Conclusions and suggestions for future work

Leukemia in children is a multi-factorial disease and none of the environmental risk factors mentioned above prove to have major explanatory power. The observed risk factors were small, in general less than 2. In all areas similar problems were discussed. Essential, but difficult to provide retrospectively, is an improved exposure assessment to prevent misclassification. Confounders seem to have little influence on the results. It became evident, that new ways of research are needed as there is no simple explanation for the etiology of childhood leukemia.

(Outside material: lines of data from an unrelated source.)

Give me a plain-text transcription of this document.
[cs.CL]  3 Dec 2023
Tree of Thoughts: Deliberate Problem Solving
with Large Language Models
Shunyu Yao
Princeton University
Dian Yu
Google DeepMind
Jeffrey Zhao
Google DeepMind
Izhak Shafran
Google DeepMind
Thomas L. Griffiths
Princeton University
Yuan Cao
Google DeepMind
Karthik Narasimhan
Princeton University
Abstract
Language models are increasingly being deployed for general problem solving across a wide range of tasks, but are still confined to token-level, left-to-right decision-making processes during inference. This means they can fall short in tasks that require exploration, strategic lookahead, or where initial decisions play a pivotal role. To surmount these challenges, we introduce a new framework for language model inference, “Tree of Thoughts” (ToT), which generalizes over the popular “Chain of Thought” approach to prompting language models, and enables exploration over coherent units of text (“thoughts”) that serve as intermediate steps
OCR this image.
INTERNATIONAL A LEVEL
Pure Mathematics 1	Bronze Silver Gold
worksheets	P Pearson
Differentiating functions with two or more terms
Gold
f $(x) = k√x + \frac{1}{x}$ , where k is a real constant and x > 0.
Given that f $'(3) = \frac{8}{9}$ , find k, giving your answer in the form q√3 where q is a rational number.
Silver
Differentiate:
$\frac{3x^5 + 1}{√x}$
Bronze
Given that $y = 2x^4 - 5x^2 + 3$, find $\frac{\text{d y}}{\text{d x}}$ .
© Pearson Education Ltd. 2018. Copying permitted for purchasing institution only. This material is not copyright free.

Genetic studies on associations between a specific gene and childhood leukemia need sufficient power to detect small effect sizes. Individual studies might not be able to overcome the foreseen challenges. The need for larger sample sizes and the need for pooling genetic, environmental and behavioral data has led to the initiation of the Childhood Leukemia International Consortium. It was stated at the workshop that concerted efforts must be made to increase our knowledge in the genetic basis of hematopoietic cancers, the role of the immune system and the interactions between genes and environmental factors. 
 
A summary of all presentations is available on the ICNIRP website (www.icnirp.org). Manuscripts from the presentations are published in the Journal of Radiation Protection Dosimetry (Volume 132, No. 2, 2008).